Like the emblem, the Olympic flag was conceived by baron Pier de Couberten and presented at the IOC Session in Paris in 1914. Its first appearance at an Olympic tournament was in 1920, at the Antwerp Games. It consists of the five Olympic rings, centrally located against a white background, whose colours are blue, black, red, yellow and green. According to de Coubertin, these colours stand for all the nations in the world, since at least one of the colours on the Olympic flag features on each country’s national flag.
The lighting of the Olympic Flame and the Torch relay were originally held in 1936 on the occasion of the Berlin Olympic Games. Conceived by German academic and National Olympic Committee member Dr. Carl Diem, these ceremonial events were submitted by the same man to the Organizing Committee for the XI Olympic Games for approval and subsequently adopted. Henceforth, the lighting of the Flame has always been carried out at the temple of Hera, at the ancient site of Olympia. From thence, the lit torch travels at the hands of torchbearers until it eventually reaches the host city of the Games. The entrance of the anchor torchbearer into the Olympic stadium of the host city and the igniting of the altar in fact signal the opening of the Games. Since 1936 there have been 16 relays overall, the Sydney Olympics featuring the largest and most prolonged among them, having lasted for a total period of 100 days.
According to Gaston Meyer, the athletes’ oath was first taken at the Athens Intermediate Games in 1906. The oath is recited by an athlete from the host country, who holds the Olympic flag by the tip at one of its corners, surrounded by other athletes who carry the flag.
“In the name of all competitors I promise that we will take part in these Olympic Games, respecting and abiding by the rules which govern them, in the true spirit of sportsmanship,for the glory of the sport and the honour of our teams”.
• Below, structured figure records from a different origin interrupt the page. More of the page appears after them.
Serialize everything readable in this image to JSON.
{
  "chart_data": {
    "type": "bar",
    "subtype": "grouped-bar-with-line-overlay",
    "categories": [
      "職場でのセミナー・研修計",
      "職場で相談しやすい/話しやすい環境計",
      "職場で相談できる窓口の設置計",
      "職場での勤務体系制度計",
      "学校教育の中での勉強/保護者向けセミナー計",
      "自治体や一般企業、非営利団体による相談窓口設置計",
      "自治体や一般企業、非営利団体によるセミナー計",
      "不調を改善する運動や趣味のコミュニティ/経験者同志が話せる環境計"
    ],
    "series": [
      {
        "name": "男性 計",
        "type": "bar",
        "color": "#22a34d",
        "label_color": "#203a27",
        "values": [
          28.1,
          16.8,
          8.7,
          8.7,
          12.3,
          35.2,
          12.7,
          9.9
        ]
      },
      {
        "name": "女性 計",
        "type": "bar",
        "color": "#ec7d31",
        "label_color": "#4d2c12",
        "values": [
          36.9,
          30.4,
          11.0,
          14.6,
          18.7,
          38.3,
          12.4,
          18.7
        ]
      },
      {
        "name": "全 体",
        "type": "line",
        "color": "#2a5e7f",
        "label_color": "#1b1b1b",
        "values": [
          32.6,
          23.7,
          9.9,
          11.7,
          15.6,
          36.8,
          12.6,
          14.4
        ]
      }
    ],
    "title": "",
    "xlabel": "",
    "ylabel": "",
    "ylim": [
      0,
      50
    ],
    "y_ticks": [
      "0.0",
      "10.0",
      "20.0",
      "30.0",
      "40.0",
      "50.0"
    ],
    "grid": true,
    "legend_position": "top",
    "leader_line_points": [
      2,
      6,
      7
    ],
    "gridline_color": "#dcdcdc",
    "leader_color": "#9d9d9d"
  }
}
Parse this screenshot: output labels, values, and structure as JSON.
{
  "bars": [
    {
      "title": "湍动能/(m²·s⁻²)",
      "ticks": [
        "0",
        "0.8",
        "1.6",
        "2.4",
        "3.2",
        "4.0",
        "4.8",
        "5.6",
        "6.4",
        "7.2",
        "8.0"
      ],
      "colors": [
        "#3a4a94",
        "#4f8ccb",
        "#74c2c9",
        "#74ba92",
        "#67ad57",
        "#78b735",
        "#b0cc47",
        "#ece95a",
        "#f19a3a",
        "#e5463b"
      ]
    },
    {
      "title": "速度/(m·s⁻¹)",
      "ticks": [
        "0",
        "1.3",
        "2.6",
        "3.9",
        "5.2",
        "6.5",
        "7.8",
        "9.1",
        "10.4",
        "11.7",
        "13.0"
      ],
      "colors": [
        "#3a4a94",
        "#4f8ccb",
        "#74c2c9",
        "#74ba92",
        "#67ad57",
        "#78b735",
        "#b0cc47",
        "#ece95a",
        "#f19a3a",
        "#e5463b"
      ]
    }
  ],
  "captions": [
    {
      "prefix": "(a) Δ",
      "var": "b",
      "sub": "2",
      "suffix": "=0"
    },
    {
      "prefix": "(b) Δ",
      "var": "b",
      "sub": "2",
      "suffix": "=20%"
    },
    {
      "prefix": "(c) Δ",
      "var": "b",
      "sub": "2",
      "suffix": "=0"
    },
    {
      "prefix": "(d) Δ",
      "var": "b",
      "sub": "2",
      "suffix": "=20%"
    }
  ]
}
In the scope of the proceedings of the IOC Session held in the city of Mexico on the 30th of September 1968, it was resolved to propose the introduction of an Olympic oath for officials, whose text was later composed by Lord Killanin.
“In the name of all the judges and officials, I promise that we shall officiate in these Olympic Games with complete impartiality, respecting, and abiding by the rules which govern them, in the true spirit of sportsmanship”.